Since the pandemic, the fall U-Pass has been cancelled and students have had the option to instead buy a post-secondary pass from Winnipeg Transit.
The association plans to use up to $39,000 from the conference grant budget line to provide subsidies for students who have bought or plan to buy the transit pass in order to bridge the gap between $200, the price of what the negotiated rate of the U-Pass was, and the $278 cost of the city’s post-secondary pass.
“The U-Pass is a very basic thing that the students need for their day-to-day transportation,” said UMGSA president Silvia Sekander.
When looking at what could be the cheapest possible option for students this year, Sekander said giving students the $78 subsidy would relieve some of the burdens that graduate students are already facing with the pandemic.

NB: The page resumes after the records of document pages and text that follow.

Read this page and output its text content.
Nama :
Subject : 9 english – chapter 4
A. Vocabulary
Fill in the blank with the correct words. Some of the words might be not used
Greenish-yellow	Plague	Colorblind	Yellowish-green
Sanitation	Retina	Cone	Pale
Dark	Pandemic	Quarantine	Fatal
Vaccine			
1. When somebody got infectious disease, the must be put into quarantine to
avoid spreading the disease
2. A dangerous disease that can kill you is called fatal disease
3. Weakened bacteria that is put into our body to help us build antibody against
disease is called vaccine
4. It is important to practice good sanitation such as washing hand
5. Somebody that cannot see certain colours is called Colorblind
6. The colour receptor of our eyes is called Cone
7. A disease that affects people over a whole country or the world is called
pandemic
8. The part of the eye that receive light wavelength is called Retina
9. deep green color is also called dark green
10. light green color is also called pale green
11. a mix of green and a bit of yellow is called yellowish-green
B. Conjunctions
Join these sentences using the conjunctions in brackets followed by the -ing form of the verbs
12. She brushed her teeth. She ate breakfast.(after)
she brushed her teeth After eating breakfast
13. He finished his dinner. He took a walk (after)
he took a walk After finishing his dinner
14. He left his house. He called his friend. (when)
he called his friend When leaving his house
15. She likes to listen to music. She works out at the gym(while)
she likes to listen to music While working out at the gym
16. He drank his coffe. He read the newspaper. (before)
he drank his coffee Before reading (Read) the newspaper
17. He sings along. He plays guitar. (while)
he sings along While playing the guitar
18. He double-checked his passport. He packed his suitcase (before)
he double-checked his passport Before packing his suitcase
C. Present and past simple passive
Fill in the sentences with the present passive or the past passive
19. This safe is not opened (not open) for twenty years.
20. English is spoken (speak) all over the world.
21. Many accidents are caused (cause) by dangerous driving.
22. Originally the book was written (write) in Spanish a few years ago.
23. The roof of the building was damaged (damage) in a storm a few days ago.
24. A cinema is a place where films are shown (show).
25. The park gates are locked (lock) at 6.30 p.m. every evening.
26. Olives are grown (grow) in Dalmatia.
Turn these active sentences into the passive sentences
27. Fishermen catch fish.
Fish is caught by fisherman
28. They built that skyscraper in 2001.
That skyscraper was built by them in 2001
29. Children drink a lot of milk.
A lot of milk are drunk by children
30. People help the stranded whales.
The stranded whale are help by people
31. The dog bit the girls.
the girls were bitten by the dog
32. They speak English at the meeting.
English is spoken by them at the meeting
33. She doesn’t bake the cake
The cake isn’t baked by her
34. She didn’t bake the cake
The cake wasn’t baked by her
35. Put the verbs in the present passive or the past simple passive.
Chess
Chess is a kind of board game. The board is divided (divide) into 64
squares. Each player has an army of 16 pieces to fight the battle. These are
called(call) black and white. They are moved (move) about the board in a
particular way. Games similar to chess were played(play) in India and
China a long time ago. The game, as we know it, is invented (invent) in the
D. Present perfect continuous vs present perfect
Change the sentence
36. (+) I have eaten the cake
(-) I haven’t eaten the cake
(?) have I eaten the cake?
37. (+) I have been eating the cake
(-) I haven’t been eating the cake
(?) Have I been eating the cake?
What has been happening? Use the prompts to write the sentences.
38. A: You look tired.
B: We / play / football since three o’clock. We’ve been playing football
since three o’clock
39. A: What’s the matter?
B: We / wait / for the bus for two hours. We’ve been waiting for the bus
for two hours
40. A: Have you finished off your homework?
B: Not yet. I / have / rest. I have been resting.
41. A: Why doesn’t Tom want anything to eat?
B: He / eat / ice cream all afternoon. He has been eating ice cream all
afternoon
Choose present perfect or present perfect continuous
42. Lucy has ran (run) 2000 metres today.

Combined with the collaboration with the faculty of graduate studies, who plans to match the monetary amount that the UMGSA is giving, Sekander said the subsidy could help up to 1,000 graduate students, about one-third of the grad student population at U of M.
Sekander believes there will be a lower number of applicants than there would have been in a typical year because many graduate students, both domestic and international, are doing their research remotely.
The association is still in the process of drafting the forms, but the plan is to provide, over an application period, a form that students can complete. Priority will be given to students facing financial hardships and who use public transportation for in-person academic purposes like lab work.
In order to receive the subsidy, applicants must be able to prove they have purchased or are planning to purchase the Winnipeg Transit post-secondary pass, because the purpose is to bring the costs back down to what a student would have paid had the U-Pass been available.
This subsidy only applies to the fall semester.
Sekander said the association is unsure of what the solution could be in the winter term, but “definitely, we will try to help our students as [much] as we can.”